Mercator micro-infusion drug delivery catheter snags CE mark

Mercator's micro-infusion catheters got a CE marking.--Courtesy of Mercator

California delivery-device outfit Mercator MedSystems got the OK from European officials to launch two of its micro-infusion catheters, which use tiny needles to deliver drugs directly across artery walls.

Mercator's Bullfrog and Cricket micro-infusion catheters, for peripheral and coronary arteries respectively, have already netted 510(k) clearance from the FDA. The recent CE mark is specifically for peripheral artery disease, which affects about 23 million people in Western Europe and another 17 million or so in the U.S.

The catheters inflate in the blood vessel and then deploy a tiny needle into the vessel wall. The idea is to deliver drugs via an "outside-in" approach, according to the company, diffusing the drugs throughout the vessel's outer wall, or adventitia, cylindrically and allowing for full exposure to the drug.

Mercator is looking for drug candidates for its catheters--in preclinical trials, they showed a 75% reduction in restenosis when used with an estradiol formula. The micro-infusion devices proved to be useful in curbing the inflammatory responses in blood vessels after an angioplasty or atherectomy.

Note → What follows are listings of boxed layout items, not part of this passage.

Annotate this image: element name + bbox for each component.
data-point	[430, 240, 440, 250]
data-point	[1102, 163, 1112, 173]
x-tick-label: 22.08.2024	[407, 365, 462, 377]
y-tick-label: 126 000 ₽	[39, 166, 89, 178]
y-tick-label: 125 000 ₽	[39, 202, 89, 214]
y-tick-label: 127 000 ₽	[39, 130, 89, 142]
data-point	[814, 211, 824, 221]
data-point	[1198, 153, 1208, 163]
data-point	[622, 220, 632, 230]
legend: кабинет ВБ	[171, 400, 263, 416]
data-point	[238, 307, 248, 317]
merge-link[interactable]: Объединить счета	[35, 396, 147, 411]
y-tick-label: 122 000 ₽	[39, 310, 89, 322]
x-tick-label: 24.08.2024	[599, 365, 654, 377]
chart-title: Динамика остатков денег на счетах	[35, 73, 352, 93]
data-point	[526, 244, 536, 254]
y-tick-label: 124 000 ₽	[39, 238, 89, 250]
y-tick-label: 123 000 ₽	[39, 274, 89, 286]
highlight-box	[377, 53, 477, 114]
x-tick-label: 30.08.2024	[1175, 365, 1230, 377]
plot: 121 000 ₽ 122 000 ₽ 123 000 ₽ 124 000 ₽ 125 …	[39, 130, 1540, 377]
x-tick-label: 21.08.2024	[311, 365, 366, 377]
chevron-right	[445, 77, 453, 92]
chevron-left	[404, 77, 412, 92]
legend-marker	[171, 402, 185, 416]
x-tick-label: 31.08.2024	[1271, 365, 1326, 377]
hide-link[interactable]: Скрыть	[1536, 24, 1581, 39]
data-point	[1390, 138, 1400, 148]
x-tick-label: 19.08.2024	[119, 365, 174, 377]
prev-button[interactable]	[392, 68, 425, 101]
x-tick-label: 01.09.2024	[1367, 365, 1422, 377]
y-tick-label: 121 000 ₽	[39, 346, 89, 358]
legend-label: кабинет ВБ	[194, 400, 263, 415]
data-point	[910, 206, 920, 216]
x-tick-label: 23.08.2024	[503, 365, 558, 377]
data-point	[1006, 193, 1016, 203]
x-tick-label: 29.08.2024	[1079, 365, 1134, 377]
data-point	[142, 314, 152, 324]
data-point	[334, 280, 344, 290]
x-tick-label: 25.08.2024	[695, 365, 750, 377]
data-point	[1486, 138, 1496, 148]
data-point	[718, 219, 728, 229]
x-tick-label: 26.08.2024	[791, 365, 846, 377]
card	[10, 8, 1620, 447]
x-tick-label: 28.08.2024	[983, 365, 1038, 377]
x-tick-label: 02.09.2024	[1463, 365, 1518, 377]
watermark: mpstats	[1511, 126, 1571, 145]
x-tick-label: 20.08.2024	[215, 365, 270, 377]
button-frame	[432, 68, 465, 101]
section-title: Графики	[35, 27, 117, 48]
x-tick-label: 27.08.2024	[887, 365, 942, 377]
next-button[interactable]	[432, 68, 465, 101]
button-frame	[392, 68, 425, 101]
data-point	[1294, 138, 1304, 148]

"By leveraging the adventitia's biological properties, our game-changing technology minimizes drug dilution in the bloodstream as well as complications associated with systemic administration," Mercator President Kirk P. Seward said in a statement. "This significantly reduces the inflammatory cascade, drug side effects and healthcare costs, while vastly improving therapeutic effectiveness and patient outcomes."